* LES ADVERTIMOS QUE LAS SIGUIENTES IMÁGENES PUEDEN HERIR SU SENSIBILIDAD *

Cientos de manifestantes echaron el viernes 15 de septiembre de 2017, un pulso a los diputados de Guatemala a quienes mantuvieron encerrados en el Congreso de la República durante siete horas exigiendo su dimisió mediante un secuestro.

La población, representada por violentos manifestantes, no ha perdonado que los legisladores aprobaran hace dos días dos decretos que reducían las penas de prisión por los delitos de corrupción e incluso permitían conmutar la cárcel por una multa para quienes fueran condenados a menos de diez años de reclusión.

Tal y como se ve en el video a continuación, que pedimos discreción por las fuertes imágenes.:

La ciudadanía había llamado a una gran manifestación para rodear el Congreso y exigir la dimisión de los diputados a quienes tachan de “corruptos y ladrones”. La población ya se había manifestado masivamente el jueves en la Plaza de la Constitución impidiendo que se izara la bandera nacional con motivo de la celebración del 196 aniversario de la Independencia de Guatemala de España.

Jimmy Morales denunció los “hechos violentos” de los protestas en las que participaron miles de personas y anunció que “anteponiendo la seguridad de la población” suspendía el desfile oficial previsto el viernes, Día de la Independencia.

Pero la ciudadanía no quería celebrar la fiesta nacional sino presionar a los diputados. Por eso más de un millar de personas les recibió con insultos a su llegada al Pleno Extraordinario. Así, el ambiente se iba caldeando al tiempo que llegaban los legisladores. Dentro del Congreso se escuchaban las bocinas y los gritos de los ciudadanos que cercaron las dos entradas de la Cámara haciendo imposible la salida de los diputados durante siete horas. ‘No tenemos miedo’, ‘Que renuncien’ y ‘Jimmy Morales a los tribunales‘ fueron los lemas más coreados.
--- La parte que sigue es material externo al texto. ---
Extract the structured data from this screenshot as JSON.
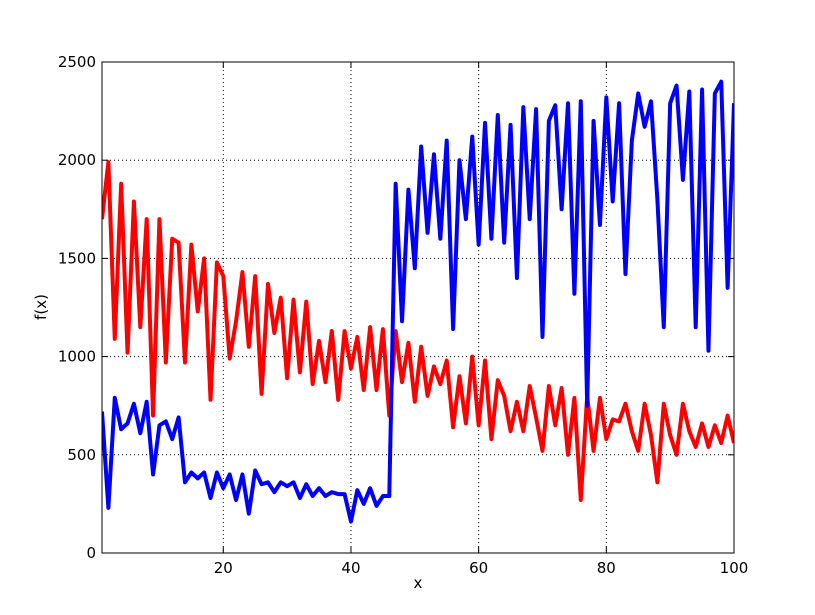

Tal como estaba previsto, todos los diputados presentes en la Cámara, un total de 130 de los 158 posibles, votaron a favor de suspender de forma definitiva ambos decretos que beneficiaban a las personas condenadas por corrupción . No sólo eso sino que, pidieron “perdón” públicamente por este “error que no fue de mala fe“, ya que habían contribuido a aprobar esos mismos decretos que ‘perdonaban’ la corrupción. Alegaron que no les había dado tiempo de leerlos y que por eso les habían dado el visto bueno.